住所については、Googleマップをもとに調べています。

東構口跡 (ひがしかまえぐちあと)

東構口跡石碑は本町入口の前角に建っています。博多往還の南側に構口はあり、現石碑の対面に位置していました。飯塚宿の場合、構口はかつては北・南の呼称を使用していましたが、現在は東・西構口と呼んでいます。

(飯塚市宮町。本町入口交差点そば。※寶月樓跡の石碑が右奥に見えています。なお、観光協会の解説でローソンの名前が出てきたのですがすでに閉店済みにつき、その点は削除。)

寶月樓跡 (ほうげつろうあと)

嚢祖八幡宮鳥居前に帯屋の古川直道の別荘「寶月樓」がありました。寶月樓は前は通行盛んな街道に面し、裏は飯塚川の清流を臨み、東に関の山・英彦山、北に福智の山並みが遠望できる大変風情のある優雅な建物でした。飯塚の文人墨客がここに集い、特に歌人たちは時代を先取りする精神が旺盛で、のちに日本の近代短歌の開拓者として高く評価されるようになる博多の大隈言道を飯塚に招き教えを受けました。大隈言道は嘉永2年(1849)から安政5年(1858)までの10年間、飯塚の門弟の指導を行い歌学の研究に没頭しました。
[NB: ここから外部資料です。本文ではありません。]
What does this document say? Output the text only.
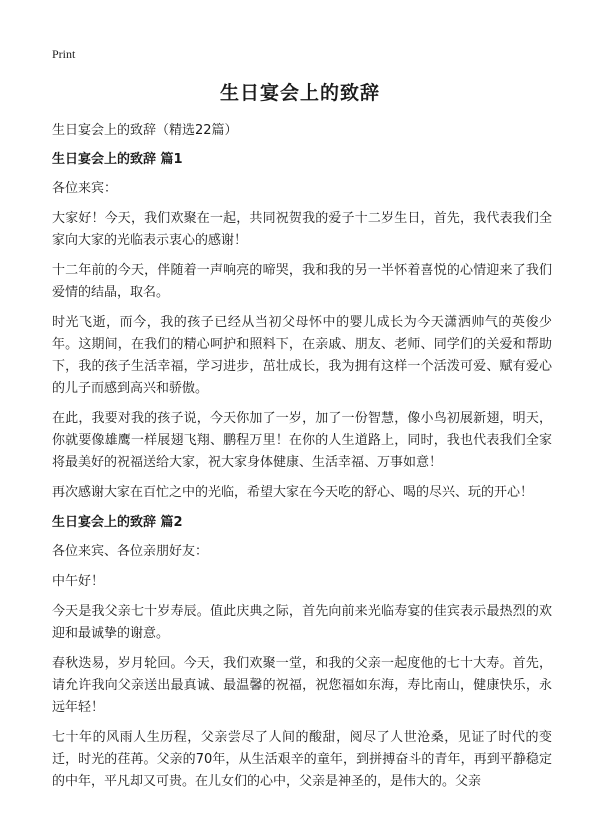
Print
生日宴会上的致辞

生日宴会上的致辞（精选22篇）

生日宴会上的致辞 篇1

各位来宾：

大家好！今天，我们欢聚在一起，共同祝贺我的爱子十二岁生日，首先，我代表我们全家向大家的光临表示衷心的感谢！

十二年前的今天，伴随着一声响亮的啼哭，我和我的另一半怀着喜悦的心情迎来了我们爱情的结晶，取名。

时光飞逝，而今，我的孩子已经从当初父母怀中的婴儿成长为今天潇洒帅气的英俊少年。这期间，在我们的精心呵护和照料下，在亲戚、朋友、老师、同学们的关爱和帮助下，我的孩子生活幸福，学习进步，茁壮成长，我为拥有这样一个活泼可爱、赋有爱心的儿子而感到高兴和骄傲。

在此，我要对我的孩子说，今天你加了一岁，加了一份智慧，像小鸟初展新翅，明天，你就要像雄鹰一样展翅飞翔、鹏程万里！在你的人生道路上，同时，我也代表我们全家将最美好的祝福送给大家，祝大家身体健康、生活幸福、万事如意！

再次感谢大家在百忙之中的光临，希望大家在今天吃的舒心、喝的尽兴、玩的开心！

生日宴会上的致辞 篇2

各位来宾、各位亲朋好友：

中午好！

今天是我父亲七十岁寿辰。值此庆典之际，首先向前来光临寿宴的佳宾表示最热烈的欢迎和最诚挚的谢意。

春秋迭易，岁月轮回。今天，我们欢聚一堂，和我的父亲一起度他的七十大寿。首先，请允许我向父亲送出最真诚、最温馨的祝福，祝您福如东海，寿比南山，健康快乐，永远年轻！

七十年的风雨人生历程，父亲尝尽了人间的酸甜，阅尽了人世沧桑，见证了时代的变迁，时光的荏苒。父亲的70年，从生活艰辛的童年，到拼搏奋斗的青年，再到平静稳定的中年，平凡却又可贵。在儿女们的心中，父亲是神圣的，是伟大的。父亲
(飯塚市宮町。※東構口跡の石碑の数十m先にあります。)

住吉宮跡 (すみよしぐうあと)

飯塚宿は陸路の要衝のみならず、ヒラタ船の上下する運河の重要拠点でもありました。寛政7年(1795)市橋小太夫が夢のお告げで石像神体を川底から引き上げ、水神として祭ったと伝えられています。飯塚川に接するこの付近は船頭町で、住吉神社を祭り水路の安全が祈願されました。住吉宮はその後嚢祖八幡宮に合祠されました。境内に植えられた銀杏の大樹は、シメ縄を張り御神木として保護されていましたが、昭和38年飯塚市役所が移転し飯塚郵便局が建設されるに及びその姿を消しました。

(飯塚市本町。飯塚郵便局前)

寶月樓で出てきた大隈言道は、現在の福岡市中央区今泉付近の生まれ。今泉公園のところにはかつてささのや園があり、彼の墓所は香正寺にあります。